Ten years after this book was published, Marilyn Ferguson came out with her block-buster book, "The Aquarian Conspiracy". She somewhat took-up where Toffler left off and created a blueprint of where we are and where we should be heading to stave the trauma of future shock. She expertly delineates the "Paradigm Shift" or changes needed in our collective thinking and proffers an abundance of guidelines and resources for that objective.

The following year (1981), Duane Elgin comes out with his "Voluntary Simplicity", more guidelines for transitioning to a more harmonious existence. This is followed by a very similar book to "Future Shock" and "The Aquarian Conspiracy", "Awakening Earth" (1993), then followed by "Promise Ahead"- a continuation of the paradigm shift of collective consciousness needed for survival into the future.

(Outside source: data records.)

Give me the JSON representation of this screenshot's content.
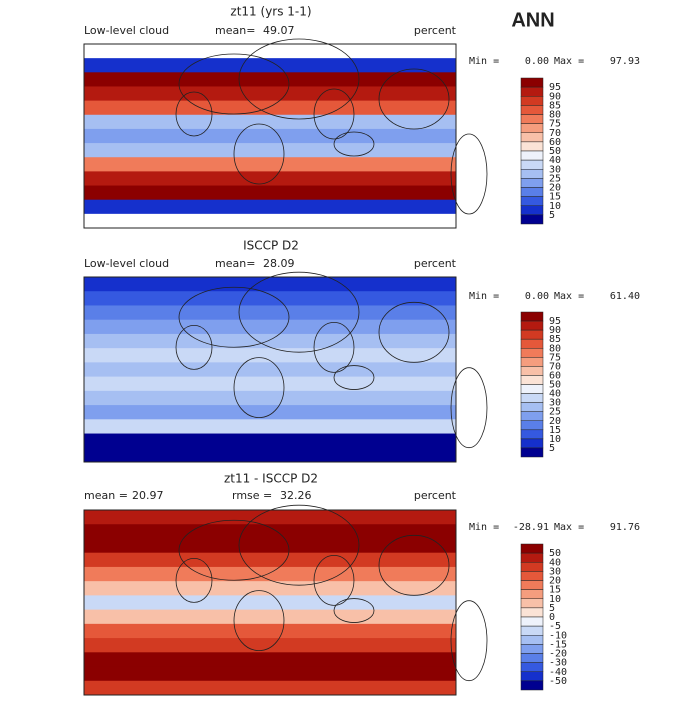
{
  "title": "ANN",
  "panels": [
    {
      "title": "zt11 (yrs 1-1)",
      "left_label": "Low-level cloud",
      "stats": [
        {
          "label": "mean=",
          "value": "49.07"
        }
      ],
      "units": "percent",
      "min_label": "Min =",
      "min": "0.00",
      "max_label": "Max =",
      "max": "97.93",
      "colorbar": {
        "labels": [
          95,
          90,
          85,
          80,
          75,
          70,
          60,
          50,
          40,
          30,
          25,
          20,
          15,
          10,
          5
        ],
        "colors": [
          "#8b0000",
          "#b41a10",
          "#d23a22",
          "#e5583a",
          "#f07b5a",
          "#f59d7e",
          "#f8c0a8",
          "#fbe3d6",
          "#eef2fb",
          "#c9d9f6",
          "#a6bff2",
          "#7f9fee",
          "#5a7fe8",
          "#3559e0",
          "#1530cc",
          "#000090"
        ]
      }
    },
    {
      "title": "ISCCP D2",
      "left_label": "Low-level cloud",
      "stats": [
        {
          "label": "mean=",
          "value": "28.09"
        }
      ],
      "units": "percent",
      "min_label": "Min =",
      "min": "0.00",
      "max_label": "Max =",
      "max": "61.40",
      "colorbar": {
        "labels": [
          95,
          90,
          85,
          80,
          75,
          70,
          60,
          50,
          40,
          30,
          25,
          20,
          15,
          10,
          5
        ],
        "colors": [
          "#8b0000",
          "#b41a10",
          "#d23a22",
          "#e5583a",
          "#f07b5a",
          "#f59d7e",
          "#f8c0a8",
          "#fbe3d6",
          "#eef2fb",
          "#c9d9f6",
          "#a6bff2",
          "#7f9fee",
          "#5a7fe8",
          "#3559e0",
          "#1530cc",
          "#000090"
        ]
      }
    },
    {
      "title": "zt11 - ISCCP D2",
      "left_label": null,
      "stats": [
        {
          "label": "mean =",
          "value": "20.97"
        },
        {
          "label": "rmse =",
          "value": "32.26"
        }
      ],
      "units": "percent",
      "min_label": "Min =",
      "min": "-28.91",
      "max_label": "Max =",
      "max": "91.76",
      "colorbar": {
        "labels": [
          50,
          40,
          30,
          20,
          15,
          10,
          5,
          0,
          -5,
          -10,
          -15,
          -20,
          -30,
          -40,
          -50
        ],
        "colors": [
          "#8b0000",
          "#b41a10",
          "#d23a22",
          "#e5583a",
          "#f07b5a",
          "#f59d7e",
          "#f8c0a8",
          "#fbe3d6",
          "#eef2fb",
          "#c9d9f6",
          "#a6bff2",
          "#7f9fee",
          "#5a7fe8",
          "#3559e0",
          "#1530cc",
          "#000090"
        ]
      }
    }
  ]
}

To all of these fine books, one could add Theodore Roszak's "The Voice of the Earth" and we then have a hand full of some of the most instructive and helpful books ever published for the immediate betterment of our existence on Earth. "How-to" manuals on global change in human perception of reality.
User rating: 4More valuable as hindsight
I first read this book on its initial publication, and as an impressionable, twenty-three year old former Marine in college, thought I was holding a Rosetta stone of the world to come, imagining myself one of the anointed cognoscenti, an imprint not discouraged by the publisher. Similar ideas of the coming decades were then being propounded by (among others) Daniel Bell and Herman Kahn. I encountered Mr. Toffler briefly in the spring of 1970 after an address at the University of Florida, and asked him whether, for all the absorbing projections he presented, the dreary, elemental reality of the foreseeable future would not be the simple crush of numbers (this was the heyday of Paul Ehrlich, remember). He said that he thought that by that time we would be colonizing planets. And while I certainly can't hold one to a casual comment tossed off to a shouted question, it does illustrate the golly-whiz aspect of the general argument here that tends to sidle up to hysteria. I mean, twenty five billion dollars to send five to Mars where real population relief would mean sending billions, you see the problem.

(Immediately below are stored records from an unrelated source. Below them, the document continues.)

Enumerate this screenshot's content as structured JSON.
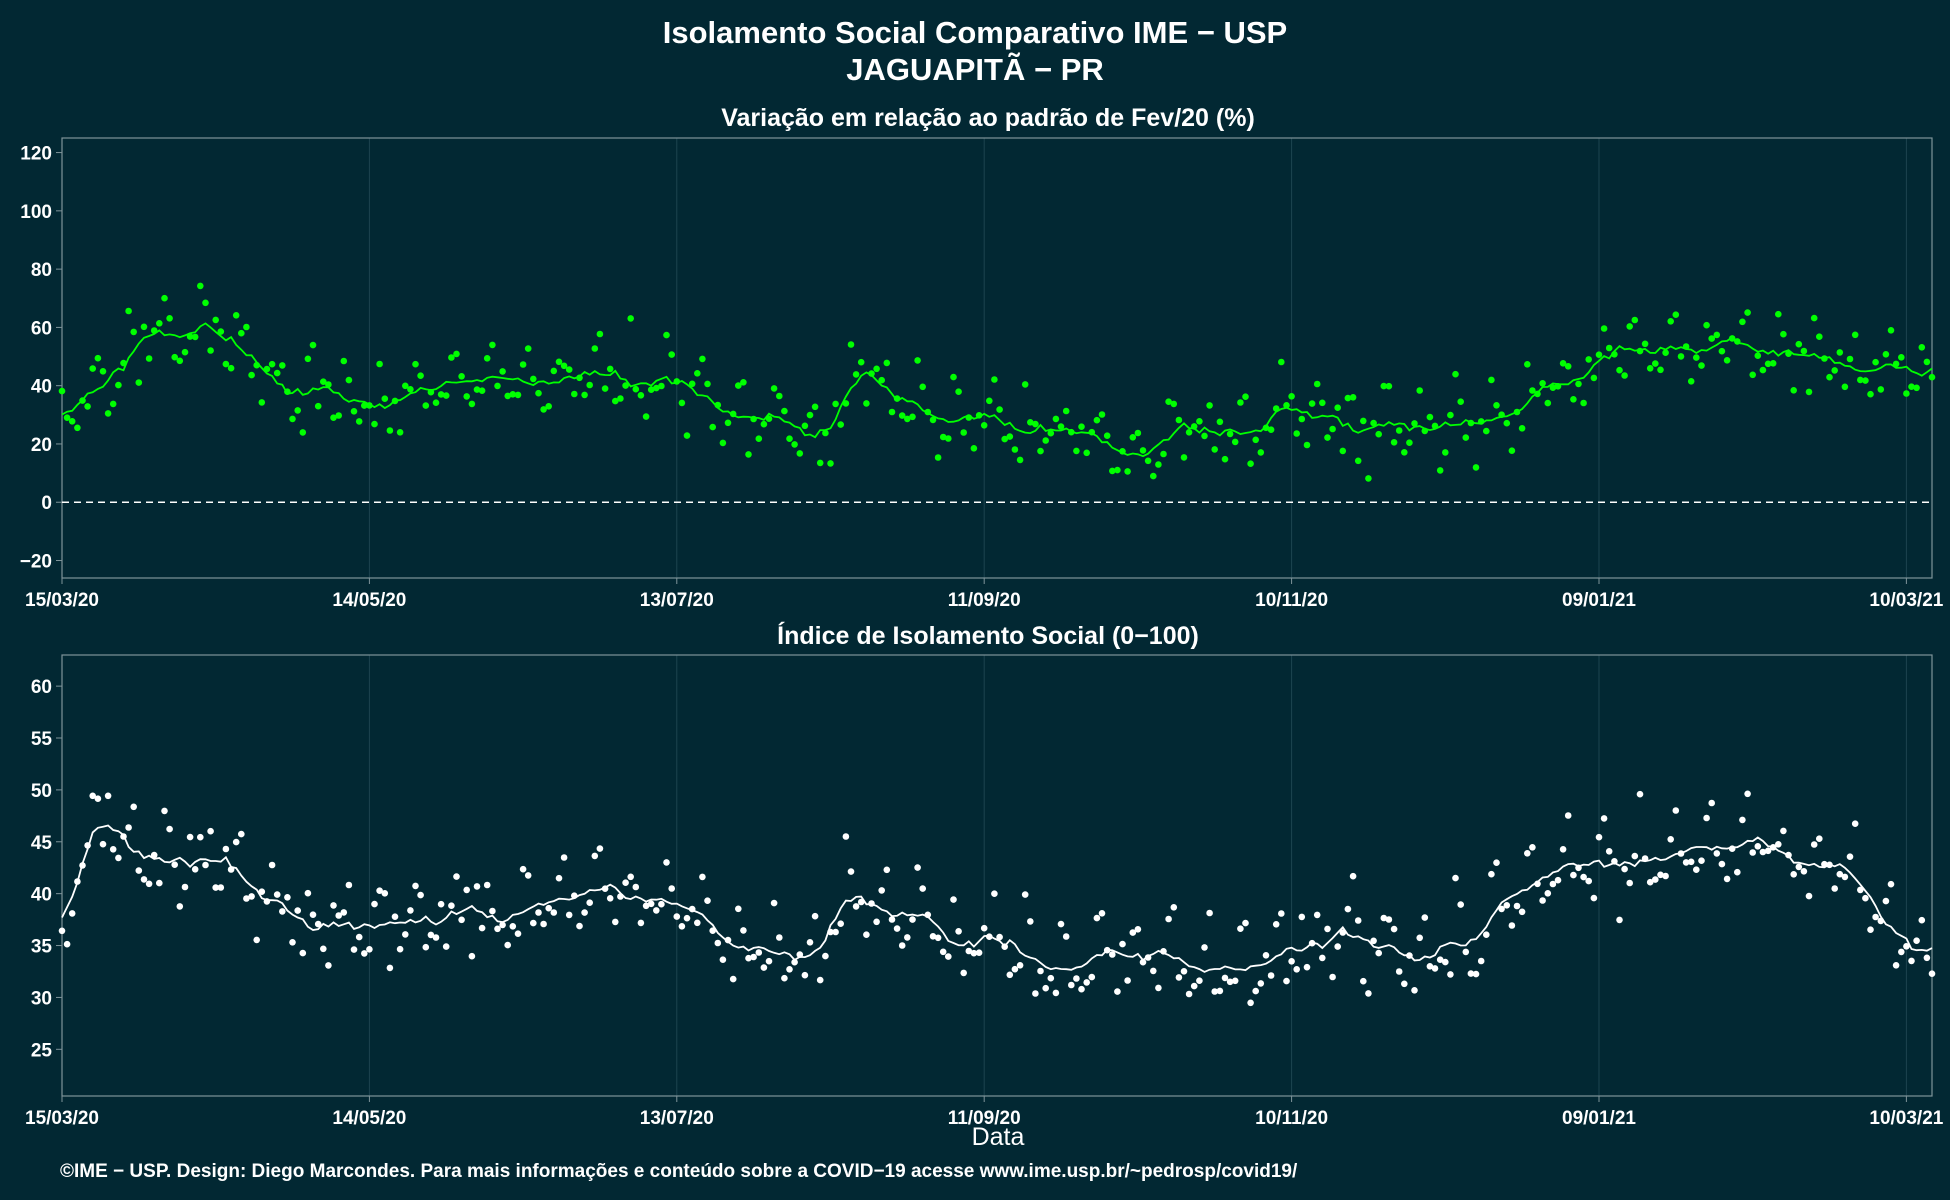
{
  "title": "Isolamento Social Comparativo IME − USP",
  "subtitle": "JAGUAPITÃ − PR",
  "xlabel": "Data",
  "footer": "©IME − USP. Design: Diego Marcondes. Para mais informações e conteúdo sobre a COVID−19 acesse www.ime.usp.br/~pedrosp/covid19/",
  "colors": {
    "background": "#022833",
    "panel_border": "#7f949a",
    "grid": "#1d4450",
    "positive": "#00ff00",
    "negative": "#ff0000",
    "index_points": "#ffffff",
    "text": "#ffffff"
  },
  "x_axis": {
    "start_date": "2020-03-15",
    "end_date": "2021-03-15",
    "ticks": [
      "15/03/20",
      "14/05/20",
      "13/07/20",
      "11/09/20",
      "10/11/20",
      "09/01/21",
      "10/03/21"
    ]
  },
  "chart_data": [
    {
      "type": "scatter",
      "title": "Variação em relação ao padrão de Fev/20 (%)",
      "ylim": [
        -26,
        125
      ],
      "yticks": [
        -20,
        0,
        20,
        40,
        60,
        80,
        100,
        120
      ],
      "reference_line": 0,
      "grid": true,
      "series": [
        {
          "x": [
            "2020-03-15",
            "2020-04-01",
            "2020-04-15",
            "2020-05-01",
            "2020-05-15",
            "2020-06-01",
            "2020-06-15",
            "2020-07-01",
            "2020-07-15",
            "2020-08-01",
            "2020-08-10",
            "2020-08-20",
            "2020-09-01",
            "2020-09-15",
            "2020-10-01",
            "2020-10-10",
            "2020-10-20",
            "2020-11-01",
            "2020-11-10",
            "2020-11-20",
            "2020-12-01",
            "2020-12-15",
            "2021-01-01",
            "2021-01-15",
            "2021-02-01",
            "2021-02-15",
            "2021-03-01",
            "2021-03-15"
          ],
          "values": [
            28,
            55,
            57,
            33,
            30,
            38,
            38,
            41,
            38,
            22,
            19,
            43,
            27,
            25,
            20,
            15,
            22,
            20,
            27,
            25,
            21,
            22,
            40,
            48,
            52,
            48,
            42,
            46
          ]
        }
      ]
    },
    {
      "type": "scatter",
      "title": "Índice de Isolamento Social (0−100)",
      "ylim": [
        20.5,
        63
      ],
      "yticks": [
        25,
        30,
        35,
        40,
        45,
        50,
        55,
        60
      ],
      "grid": true,
      "series": [
        {
          "x": [
            "2020-03-15",
            "2020-03-22",
            "2020-04-01",
            "2020-04-15",
            "2020-05-01",
            "2020-05-15",
            "2020-06-01",
            "2020-06-15",
            "2020-07-01",
            "2020-07-15",
            "2020-08-01",
            "2020-08-10",
            "2020-08-20",
            "2020-09-01",
            "2020-09-15",
            "2020-10-01",
            "2020-10-10",
            "2020-10-20",
            "2020-11-01",
            "2020-11-10",
            "2020-11-20",
            "2020-12-01",
            "2020-12-15",
            "2021-01-01",
            "2021-01-15",
            "2021-02-01",
            "2021-02-15",
            "2021-03-01",
            "2021-03-15"
          ],
          "values": [
            35.5,
            47,
            43,
            43,
            36,
            36.5,
            37,
            37,
            39,
            38,
            33,
            34,
            40,
            35,
            34,
            32,
            33,
            33,
            31,
            35,
            35,
            33,
            35,
            42,
            42,
            43.5,
            43,
            40,
            31
          ]
        }
      ]
    }
  ]
}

Consider, in the year 1800 the fastest a person or message could reliably travel was the pace a horse could walk in a day, same as in 1800 BCE. In 1900, a person could cross this continent in three days, a message instantaneously, and we were on the verge of flight. Talk about obliterating time and space; that was real, orders-of-magnitude existential change, yet it is one of the conceits of the early twenty-first that our ordeal is blindingly unique.

The fascinating thing , as recounted by such as Eric Hoffer and Barbara Tuchman, was that, at least in the West, the nineteenth century was imbued with hope for the future, while in the twentieth atavistic terrors from mankind's dark past were what created the age of anxiety, not the novelty of the new.

This book is a valuable popularization of late twentieth futurist ideas, but the overwhelming psychological challenge today is the disappearing Twin Towers, not the disappearing Safeway
User rating: 5A timely work
Toffler saw something important. He in 1970 saw that the accelerated pace of technological development would have a profound effect on the daily life of individuals. He understood that the disjunction between the technological changes and the human adaptation to them would be the source of major problems.
He understand that a new era of customization was bringing a variety to human choice, a kind of freedom which might in another sense take away freedom. He saw too the importance of ' information' and how it would be at the heart of transforming the world economy.
Toffler went on to write a number of other works about ' social change in the future' but this is by far the most interesting and profound one.
'Future Shock' is now a part of mankind's vocabulary and a continual element in our everyday life - experience.
Who knows what will come next and how wonderful or terrible it will be for us all?